The much anticipated Corporate Insolvency and Governance Bill was published on the evening of 20 May 2020.  It builds on the COVID-19 related measures announced by the Business Secretary on 28 March 2020, as well as introducing other reforms that have been in prospect for rather longer.  As legislation specifically drafted to address the COVID-19 crisis it is expected to be fast tracked through parliament and become law within the next week or two.

Whilst there is scope for changes before the Bill comes into force the, current headline points are:

Temporary provisions

Part of the Bill is intended to give temporary relief to businesses affected by COVID-19.


The wrongful trading laws will be tweaked so that directors will not be required to contribute for any worsening of a company’s legal position in the period 1 March – 30 June 2020.  In practice, this is unlikely to provide much comfort to directors.  They remain potentially liable for contributions either side of this period (unless the 30 June cut off is subsequently extended).  More significantly, there is no equivalent suspension for breach of duties or misfeasance claims, which to a large degree overlap with wrongful trading and are usually brought in the same action as a wrongful trading claim.

Even in the short period since the Bill was published this provision has been subject to much criticism and, unless amended, is likely to have little practical impact.


Alok Sharma also trailed these amendments in the 28 March 2020 announcement.  However, the draft provisions are far removed from the promised protection to commercial tenants.  No provision is made at all for individuals (as opposed to companies) who are tenants of commercial premises.  Conversely, the Bill seeks to place a halt on all statutory demands served between 1 March and 30 June 20020 and winding up petitions issued between 27 April and 30 June 2020, unless the creditor can prove that the inability to pay was not as a result of COVID-19.  The provisions will apply to all companies and are not limited to commercial tenants.

How this will play out in practice remains to be seen but, as drafted, the ability of a creditor to pursue an undisputed debt will be very severely limited.  Whilst there is provision for the Court to determine that the inability to pay is not COVID-19 related, the practical and evidential hurdles for a creditor to overcome seem very challenging.


Some time extensions have already been put in place for compulsory filings at Companies House.  The Bill allows the Secretary of State to temporarily make further extensions of time.   The is also a relaxation in the requirement for companies to hold AGMs.
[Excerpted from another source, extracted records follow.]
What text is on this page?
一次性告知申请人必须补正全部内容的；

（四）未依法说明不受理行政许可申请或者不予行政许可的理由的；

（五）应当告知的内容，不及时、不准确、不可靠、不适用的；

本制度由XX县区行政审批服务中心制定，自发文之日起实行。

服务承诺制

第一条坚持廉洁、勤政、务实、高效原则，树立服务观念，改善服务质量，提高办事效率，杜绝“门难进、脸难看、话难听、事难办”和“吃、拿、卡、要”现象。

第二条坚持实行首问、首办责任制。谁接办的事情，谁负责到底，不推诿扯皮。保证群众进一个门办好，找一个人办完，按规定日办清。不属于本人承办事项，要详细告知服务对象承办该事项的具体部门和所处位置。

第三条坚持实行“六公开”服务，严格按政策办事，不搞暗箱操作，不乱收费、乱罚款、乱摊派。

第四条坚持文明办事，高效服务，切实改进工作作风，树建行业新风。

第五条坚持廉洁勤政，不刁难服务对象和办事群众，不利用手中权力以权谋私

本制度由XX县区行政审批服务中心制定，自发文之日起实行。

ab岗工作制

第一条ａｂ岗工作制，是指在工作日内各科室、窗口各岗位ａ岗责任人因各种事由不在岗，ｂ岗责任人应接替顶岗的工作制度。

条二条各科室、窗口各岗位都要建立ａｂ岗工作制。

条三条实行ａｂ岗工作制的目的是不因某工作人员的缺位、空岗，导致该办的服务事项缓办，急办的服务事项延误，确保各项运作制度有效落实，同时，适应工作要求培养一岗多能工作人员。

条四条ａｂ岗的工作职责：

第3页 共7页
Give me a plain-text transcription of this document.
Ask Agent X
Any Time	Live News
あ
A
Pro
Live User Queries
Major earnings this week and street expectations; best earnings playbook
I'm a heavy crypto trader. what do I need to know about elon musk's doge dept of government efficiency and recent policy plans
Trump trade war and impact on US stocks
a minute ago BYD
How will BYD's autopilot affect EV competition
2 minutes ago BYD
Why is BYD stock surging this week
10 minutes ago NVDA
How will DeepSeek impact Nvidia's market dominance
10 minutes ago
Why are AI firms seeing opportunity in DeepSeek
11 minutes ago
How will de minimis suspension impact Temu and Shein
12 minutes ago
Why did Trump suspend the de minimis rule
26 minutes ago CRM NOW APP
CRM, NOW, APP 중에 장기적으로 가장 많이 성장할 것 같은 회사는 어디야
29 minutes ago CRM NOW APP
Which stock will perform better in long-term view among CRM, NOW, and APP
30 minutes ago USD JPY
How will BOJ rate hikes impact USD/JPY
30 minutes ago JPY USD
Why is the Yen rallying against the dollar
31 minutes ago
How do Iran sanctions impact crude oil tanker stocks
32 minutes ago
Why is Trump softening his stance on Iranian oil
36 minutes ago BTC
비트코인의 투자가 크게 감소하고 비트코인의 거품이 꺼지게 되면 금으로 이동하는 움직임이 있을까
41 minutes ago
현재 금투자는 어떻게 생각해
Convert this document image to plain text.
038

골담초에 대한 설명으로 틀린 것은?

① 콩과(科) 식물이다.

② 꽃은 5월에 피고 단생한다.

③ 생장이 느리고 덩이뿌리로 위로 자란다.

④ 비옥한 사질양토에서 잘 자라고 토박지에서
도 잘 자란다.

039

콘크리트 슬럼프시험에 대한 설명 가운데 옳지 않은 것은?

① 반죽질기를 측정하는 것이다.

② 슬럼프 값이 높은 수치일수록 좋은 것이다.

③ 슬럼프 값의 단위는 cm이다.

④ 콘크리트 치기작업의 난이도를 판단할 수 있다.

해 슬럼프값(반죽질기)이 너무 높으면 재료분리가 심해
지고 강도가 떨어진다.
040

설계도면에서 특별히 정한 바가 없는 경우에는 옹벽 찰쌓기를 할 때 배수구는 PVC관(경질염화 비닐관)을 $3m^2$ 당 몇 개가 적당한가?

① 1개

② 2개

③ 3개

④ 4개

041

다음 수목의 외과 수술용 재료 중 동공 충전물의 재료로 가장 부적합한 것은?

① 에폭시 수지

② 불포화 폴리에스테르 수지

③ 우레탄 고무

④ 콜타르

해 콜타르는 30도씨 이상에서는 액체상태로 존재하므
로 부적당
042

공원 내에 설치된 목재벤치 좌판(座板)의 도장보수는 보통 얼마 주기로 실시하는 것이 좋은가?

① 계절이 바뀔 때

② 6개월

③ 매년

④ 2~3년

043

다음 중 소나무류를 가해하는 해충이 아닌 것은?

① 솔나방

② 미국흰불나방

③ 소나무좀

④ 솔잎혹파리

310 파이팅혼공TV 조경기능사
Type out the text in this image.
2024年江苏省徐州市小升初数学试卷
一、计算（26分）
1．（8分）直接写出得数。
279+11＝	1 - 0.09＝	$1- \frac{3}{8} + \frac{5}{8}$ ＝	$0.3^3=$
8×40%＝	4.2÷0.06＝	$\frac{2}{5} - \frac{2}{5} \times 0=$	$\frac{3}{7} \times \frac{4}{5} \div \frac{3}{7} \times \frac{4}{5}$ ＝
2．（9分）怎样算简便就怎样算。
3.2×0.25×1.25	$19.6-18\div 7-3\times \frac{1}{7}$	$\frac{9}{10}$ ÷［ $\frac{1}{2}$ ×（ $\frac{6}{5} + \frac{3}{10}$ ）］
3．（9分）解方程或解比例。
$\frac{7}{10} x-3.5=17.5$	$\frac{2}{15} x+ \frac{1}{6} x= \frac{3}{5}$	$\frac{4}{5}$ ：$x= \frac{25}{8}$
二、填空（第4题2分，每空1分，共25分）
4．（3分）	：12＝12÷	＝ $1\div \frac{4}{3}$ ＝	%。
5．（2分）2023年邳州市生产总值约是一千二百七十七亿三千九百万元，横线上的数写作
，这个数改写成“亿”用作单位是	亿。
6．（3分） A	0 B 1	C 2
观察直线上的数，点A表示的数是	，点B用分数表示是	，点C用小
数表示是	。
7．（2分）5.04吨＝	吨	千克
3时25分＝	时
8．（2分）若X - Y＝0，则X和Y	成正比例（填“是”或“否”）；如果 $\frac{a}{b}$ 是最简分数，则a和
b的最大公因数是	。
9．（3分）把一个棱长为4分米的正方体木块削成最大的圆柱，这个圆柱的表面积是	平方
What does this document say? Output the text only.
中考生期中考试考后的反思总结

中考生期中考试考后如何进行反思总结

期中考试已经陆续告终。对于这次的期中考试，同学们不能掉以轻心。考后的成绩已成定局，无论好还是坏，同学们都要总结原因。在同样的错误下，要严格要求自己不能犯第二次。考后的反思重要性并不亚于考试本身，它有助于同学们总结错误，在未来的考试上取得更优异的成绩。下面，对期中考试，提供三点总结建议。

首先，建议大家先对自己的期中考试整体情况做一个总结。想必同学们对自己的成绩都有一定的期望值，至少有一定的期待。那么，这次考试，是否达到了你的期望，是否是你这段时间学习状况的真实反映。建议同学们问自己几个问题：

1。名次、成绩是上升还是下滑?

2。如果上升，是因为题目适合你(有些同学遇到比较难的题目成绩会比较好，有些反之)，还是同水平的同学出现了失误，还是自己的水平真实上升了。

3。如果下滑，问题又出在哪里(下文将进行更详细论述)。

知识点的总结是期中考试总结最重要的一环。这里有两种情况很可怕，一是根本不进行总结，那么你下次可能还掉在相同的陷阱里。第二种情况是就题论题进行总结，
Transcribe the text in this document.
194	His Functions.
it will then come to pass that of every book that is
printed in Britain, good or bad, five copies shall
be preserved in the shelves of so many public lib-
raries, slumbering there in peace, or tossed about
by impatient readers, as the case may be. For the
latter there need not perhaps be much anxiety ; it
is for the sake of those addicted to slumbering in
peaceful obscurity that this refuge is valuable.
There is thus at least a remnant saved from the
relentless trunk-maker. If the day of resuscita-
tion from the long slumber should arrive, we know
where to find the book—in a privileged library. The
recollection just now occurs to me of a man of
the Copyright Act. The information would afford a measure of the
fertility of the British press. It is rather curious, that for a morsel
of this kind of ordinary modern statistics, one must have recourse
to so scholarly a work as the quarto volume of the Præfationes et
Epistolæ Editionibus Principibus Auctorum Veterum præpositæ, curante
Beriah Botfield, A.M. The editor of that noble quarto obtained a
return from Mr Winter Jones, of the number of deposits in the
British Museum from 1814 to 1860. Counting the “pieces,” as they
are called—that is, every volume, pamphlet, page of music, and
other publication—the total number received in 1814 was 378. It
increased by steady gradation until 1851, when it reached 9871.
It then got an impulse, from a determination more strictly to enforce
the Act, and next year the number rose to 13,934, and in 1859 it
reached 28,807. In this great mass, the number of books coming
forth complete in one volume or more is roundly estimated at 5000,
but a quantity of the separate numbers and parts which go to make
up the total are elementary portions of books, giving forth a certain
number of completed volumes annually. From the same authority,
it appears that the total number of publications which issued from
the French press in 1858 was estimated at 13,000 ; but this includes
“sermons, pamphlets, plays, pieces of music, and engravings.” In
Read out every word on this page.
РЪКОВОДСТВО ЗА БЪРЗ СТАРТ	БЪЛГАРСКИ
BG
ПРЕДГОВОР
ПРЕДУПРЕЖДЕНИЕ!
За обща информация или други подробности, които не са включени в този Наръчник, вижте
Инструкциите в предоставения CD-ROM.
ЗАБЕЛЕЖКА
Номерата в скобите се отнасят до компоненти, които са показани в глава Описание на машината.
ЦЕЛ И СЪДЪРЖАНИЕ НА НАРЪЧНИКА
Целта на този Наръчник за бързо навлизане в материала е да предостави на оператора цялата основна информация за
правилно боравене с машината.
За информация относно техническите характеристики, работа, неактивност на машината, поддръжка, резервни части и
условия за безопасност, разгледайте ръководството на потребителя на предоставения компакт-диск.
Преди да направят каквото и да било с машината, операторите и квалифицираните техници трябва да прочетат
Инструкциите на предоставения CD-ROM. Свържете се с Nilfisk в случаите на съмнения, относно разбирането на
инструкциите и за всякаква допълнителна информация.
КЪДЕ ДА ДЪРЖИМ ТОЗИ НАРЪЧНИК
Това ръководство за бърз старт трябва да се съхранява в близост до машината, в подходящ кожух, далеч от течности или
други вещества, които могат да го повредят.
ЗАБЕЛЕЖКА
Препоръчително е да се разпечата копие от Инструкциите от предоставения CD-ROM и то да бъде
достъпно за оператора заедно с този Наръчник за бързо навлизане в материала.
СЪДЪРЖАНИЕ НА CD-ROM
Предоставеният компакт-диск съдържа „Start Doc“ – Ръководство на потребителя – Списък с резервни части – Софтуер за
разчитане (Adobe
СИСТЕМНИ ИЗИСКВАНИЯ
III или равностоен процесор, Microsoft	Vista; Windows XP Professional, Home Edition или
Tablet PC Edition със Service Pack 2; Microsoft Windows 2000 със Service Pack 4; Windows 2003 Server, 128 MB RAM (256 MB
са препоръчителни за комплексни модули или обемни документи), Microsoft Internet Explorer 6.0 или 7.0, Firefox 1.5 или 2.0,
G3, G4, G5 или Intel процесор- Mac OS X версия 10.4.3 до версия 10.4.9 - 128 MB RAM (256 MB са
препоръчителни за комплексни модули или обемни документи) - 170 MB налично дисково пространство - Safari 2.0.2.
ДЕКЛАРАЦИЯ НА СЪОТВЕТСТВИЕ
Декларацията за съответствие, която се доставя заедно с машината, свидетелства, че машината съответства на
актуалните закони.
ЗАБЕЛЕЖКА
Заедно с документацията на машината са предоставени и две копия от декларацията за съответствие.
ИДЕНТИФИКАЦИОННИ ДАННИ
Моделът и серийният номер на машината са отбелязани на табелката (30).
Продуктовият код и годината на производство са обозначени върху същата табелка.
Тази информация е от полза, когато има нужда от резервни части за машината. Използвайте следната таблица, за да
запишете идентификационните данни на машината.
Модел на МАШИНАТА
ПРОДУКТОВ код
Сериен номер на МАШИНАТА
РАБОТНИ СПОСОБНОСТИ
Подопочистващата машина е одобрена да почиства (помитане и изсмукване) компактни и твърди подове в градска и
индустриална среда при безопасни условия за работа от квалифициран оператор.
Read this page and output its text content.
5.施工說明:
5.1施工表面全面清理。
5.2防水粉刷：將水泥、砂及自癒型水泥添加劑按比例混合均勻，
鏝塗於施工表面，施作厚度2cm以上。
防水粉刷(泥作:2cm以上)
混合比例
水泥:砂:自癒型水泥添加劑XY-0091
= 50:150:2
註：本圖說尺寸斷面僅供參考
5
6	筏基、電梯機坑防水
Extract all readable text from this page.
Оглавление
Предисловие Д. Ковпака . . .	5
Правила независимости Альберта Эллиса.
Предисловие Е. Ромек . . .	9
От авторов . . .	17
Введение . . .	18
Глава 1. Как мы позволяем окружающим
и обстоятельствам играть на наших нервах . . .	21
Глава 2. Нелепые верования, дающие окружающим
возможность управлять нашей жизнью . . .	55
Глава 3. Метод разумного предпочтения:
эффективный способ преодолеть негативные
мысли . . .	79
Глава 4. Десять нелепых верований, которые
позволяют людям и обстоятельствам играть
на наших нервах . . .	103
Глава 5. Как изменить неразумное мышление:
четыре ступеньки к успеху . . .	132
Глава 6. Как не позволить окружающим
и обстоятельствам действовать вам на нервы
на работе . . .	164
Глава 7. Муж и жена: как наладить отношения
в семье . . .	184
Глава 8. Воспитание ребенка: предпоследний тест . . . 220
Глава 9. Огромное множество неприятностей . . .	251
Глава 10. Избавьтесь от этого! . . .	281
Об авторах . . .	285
It builds on the COVID-19 related measures announced by the Business Secretary on 28 March 2020, as well as introducing other reforms

Permanent reforms

The remaining provisions are not directly related to COVID-19 and, if passed, will become permanent law.


Companies will be able to apply for a 20 day moratorium for protection from creditor action, which can be extended by the directors, creditor consent or court order.  The moratorium is intended to allow a breathing space for the company to put together a rescue plan.  Unlike administration, the directors will remain in day to day control of the company.  However, a licensed insolvency practitioner must act a ‘Monitor’ to confirm that it is likely that the moratorium will allow the rescue of the company as a going concern.  The Monitor must consent to certain financial transactions and can bring the moratorium to an end if they no longer believe that the company can be saved.


This will be a new process similar to a company voluntary arrangement (CVA).  As with a CVA 75% of a class of creditors can vote to accept a compromise in support of their claims, binding any dissenting minority.  However, unlike CVAs, the restructuring plan can also be used to bind secured creditors, known as ‘cross-class cram down’.  The plan must be sanctioned by the court after it is approved by creditors and is dependent on the creditors not being worse off than the alternative if the plan were not approved.


Supply contracts often contain a clause permitting termination in the event of a customer’s insolvency.  The Bill will prohibit the use of such clauses provided that the goods or services continue to be paid for, together with other protections to prevent supplier hardship.